Am vergangenen Mittwoch hatte sich Guaidó zum Übergangspräsidenten Venezuelas ernannt und wurde prompt von den USA, aber auch von einer Reihe lateinamerikanischer Staaten anerkannt. Am Sonntag folgten nun Israel und Australien, während Russland, China, der Iran und die Türkei weiterhin zum sozialistischen Amtsinhaber Maduro halten. Die Bundesregierung sowie andere europäische Regierungen stellten ein Ultimatum, in dem sie Maduro acht Tage Zeit ließen, um Neuwahlen anzusetzen. Anderenfalls, so drohten sie, würden sie Guaidó als Interimspräsidenten anerkennen.

Dieses Ultimatum wies Maduro in einem Interview dem Sender CNN Türk am Sonntag zurück. "Niemand kann uns ein Ultimatum stellen", sagte er. "Venezuela ist nicht an Europa gebunden.

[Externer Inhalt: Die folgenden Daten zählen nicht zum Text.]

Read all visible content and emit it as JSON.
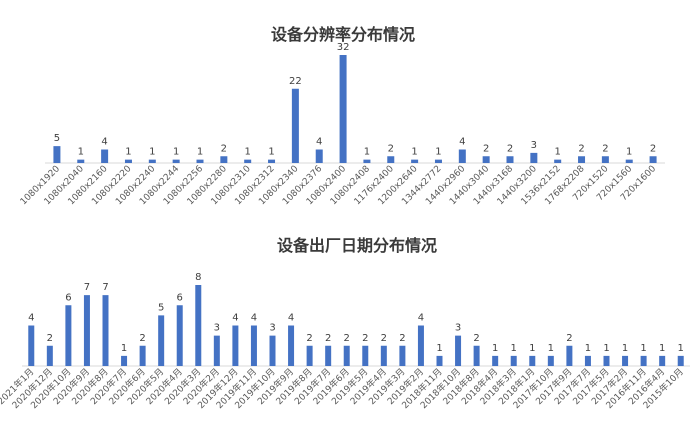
{
  "bar_color": "#4472C4",
  "axis_color": "#d9d9d9",
  "chart_data": [
    {
      "type": "bar",
      "title": "设备分辨率分布情况",
      "categories": [
        "1080x1920",
        "1080x2040",
        "1080x2160",
        "1080x2220",
        "1080x2240",
        "1080x2244",
        "1080x2256",
        "1080x2280",
        "1080x2310",
        "1080x2312",
        "1080x2340",
        "1080x2376",
        "1080x2400",
        "1080x2408",
        "1176x2400",
        "1200x2640",
        "1344x2772",
        "1440x2960",
        "1440x3040",
        "1440x3168",
        "1440x3200",
        "1536x2152",
        "1768x2208",
        "720x1520",
        "720x1560",
        "720x1600"
      ],
      "values": [
        5,
        1,
        4,
        1,
        1,
        1,
        1,
        2,
        1,
        1,
        22,
        4,
        32,
        1,
        2,
        1,
        1,
        4,
        2,
        2,
        3,
        1,
        2,
        2,
        1,
        2
      ],
      "xlabel": "",
      "ylabel": "",
      "ylim": [
        0,
        32
      ],
      "grid": false,
      "data_labels": true
    },
    {
      "type": "bar",
      "title": "设备出厂日期分布情况",
      "categories": [
        "2021年1月",
        "2020年12月",
        "2020年10月",
        "2020年9月",
        "2020年8月",
        "2020年7月",
        "2020年6月",
        "2020年5月",
        "2020年4月",
        "2020年3月",
        "2020年2月",
        "2019年12月",
        "2019年11月",
        "2019年10月",
        "2019年9月",
        "2019年8月",
        "2019年7月",
        "2019年6月",
        "2019年5月",
        "2019年4月",
        "2019年3月",
        "2019年2月",
        "2018年11月",
        "2018年10月",
        "2018年8月",
        "2018年4月",
        "2018年3月",
        "2018年1月",
        "2017年10月",
        "2017年9月",
        "2017年7月",
        "2017年5月",
        "2017年2月",
        "2016年11月",
        "2016年4月",
        "2015年10月"
      ],
      "values": [
        4,
        2,
        6,
        7,
        7,
        1,
        2,
        5,
        6,
        8,
        3,
        4,
        4,
        3,
        4,
        2,
        2,
        2,
        2,
        2,
        2,
        4,
        1,
        3,
        2,
        1,
        1,
        1,
        1,
        2,
        1,
        1,
        1,
        1,
        1,
        1
      ],
      "xlabel": "",
      "ylabel": "",
      "ylim": [
        0,
        8
      ],
      "grid": false,
      "data_labels": true
    }
  ]
}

Das ist eine Frechheit." Maduro bezeichnete sich selbst als "sehr motiviert", um sein Land durch diesen "historischen Krieg" zu führen. Die Verantwortung dafür sieht er bei den USA. Guaidós Machtanspruch bezeichnete er als Teil eines von den USA angeführten Putschversuchs. Über die Zukunft des Landes gefragt, antwortete Maduro, er wolle "Venezuela führen und verteidigen".

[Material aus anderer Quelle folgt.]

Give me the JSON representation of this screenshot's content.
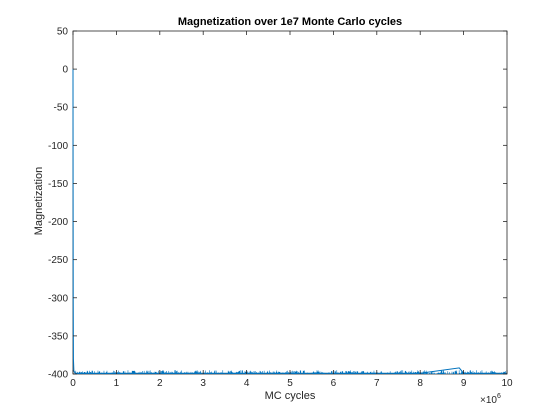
{
  "chart_data": {
    "type": "line",
    "title": "Magnetization over 1e7 Monte Carlo cycles",
    "xlabel": "MC cycles",
    "ylabel": "Magnetization",
    "xlim": [
      0,
      10000000
    ],
    "ylim": [
      -400,
      50
    ],
    "x_ticks": [
      0,
      1,
      2,
      3,
      4,
      5,
      6,
      7,
      8,
      9,
      10
    ],
    "x_tick_labels": [
      "0",
      "1",
      "2",
      "3",
      "4",
      "5",
      "6",
      "7",
      "8",
      "9",
      "10"
    ],
    "x_exponent_base": "×10",
    "x_exponent": "6",
    "y_ticks": [
      50,
      0,
      -50,
      -100,
      -150,
      -200,
      -250,
      -300,
      -350,
      -400
    ],
    "y_tick_labels": [
      "50",
      "0",
      "-50",
      "-100",
      "-150",
      "-200",
      "-250",
      "-300",
      "-350",
      "-400"
    ],
    "grid": false,
    "box": true,
    "series": [
      {
        "color": "#0072BD",
        "x": [
          0,
          2000,
          5000,
          10000,
          20000,
          50000,
          100000,
          1000000,
          2000000,
          3000000,
          4000000,
          5000000,
          6000000,
          7000000,
          8000000,
          8900000,
          9000000,
          10000000
        ],
        "values": [
          0,
          -150,
          -300,
          -380,
          -396,
          -399,
          -399,
          -399,
          -399,
          -399,
          -399,
          -399,
          -399,
          -399,
          -399,
          -392,
          -399,
          -399
        ],
        "noise_min": -400,
        "noise_max": -395
      }
    ]
  }
}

Venezuela - Mehrere EU-Staaten fordern Neuwahlen Deutschland und andere EU-Staaten haben Nicolás Maduro eine Frist für Neuwahlen gesetzt. Sie kündigten an, ansonsten den Oppositionsführer als Präsidenten anzuerkennen. © Foto: Ariana Cubillos/AP Photo/dpa

Bolton warnt vor Gewalt gegen venezolanische Opposition

Derweil erhöht John Bolton den Druck auf Maduro. Der Sicherheitsberater von US-Präsident Donald Trump warnte Venezuelas Präsidenten vor "jeder Art von Gewalt und Einschüchterung gegen US-Diplomaten, Venezuelas selbst ernannten Interimspräsidenten Juan Guaidó oder das von der Opposition dominierte Parlament". Dies würde "einen schweren Angriff auf die Rechtsstaatlichkeit darstellen" und werde eine "erhebliche Reaktion" nach sich ziehen, schrieb er auf Twitter.

Bolton fügte in einem weiteren Tweet hinzu: "Wir sind hier, um alle Nationen aufzufordern, die demokratischen Bestrebungen des venezolanischen Volks zu unterstützen, wenn es versucht, sich vom unrechtmäßigen ehemaligen Präsidenten Maduro zu befreien." Die USA wollten dem Land eine glänzende Zukunft bringen.

USA erkennen neuen Gesandten von Venezuelas Opposition an

Das US-Außenministerium erkennt zudem einen von Guaidó ernannten Gesandten an. Carlos Alfredo Vecchio habe von nun an die Autorität über diplomatische Angelegenheiten seines Landes in den USA, sagte US-Außenminister Mike Pompeo. Demnach traf sich Vecchio bereits mit Unterstaatssekretär David Hale, der die Unterstützung der Regierung in Washington für Guaidó bekräftigte.

Vecchio ist ein früherer Mitarbeiter von Leopoldo López, ein weiterer Oppositionsführer, der in Venezuela unter Hausarrest steht. Aus Sorge vor einer Verhaftung war Vecchio im Jahr 2014 während Unruhen bei regierungskritischen Protesten aus seiner Heimat geflohen.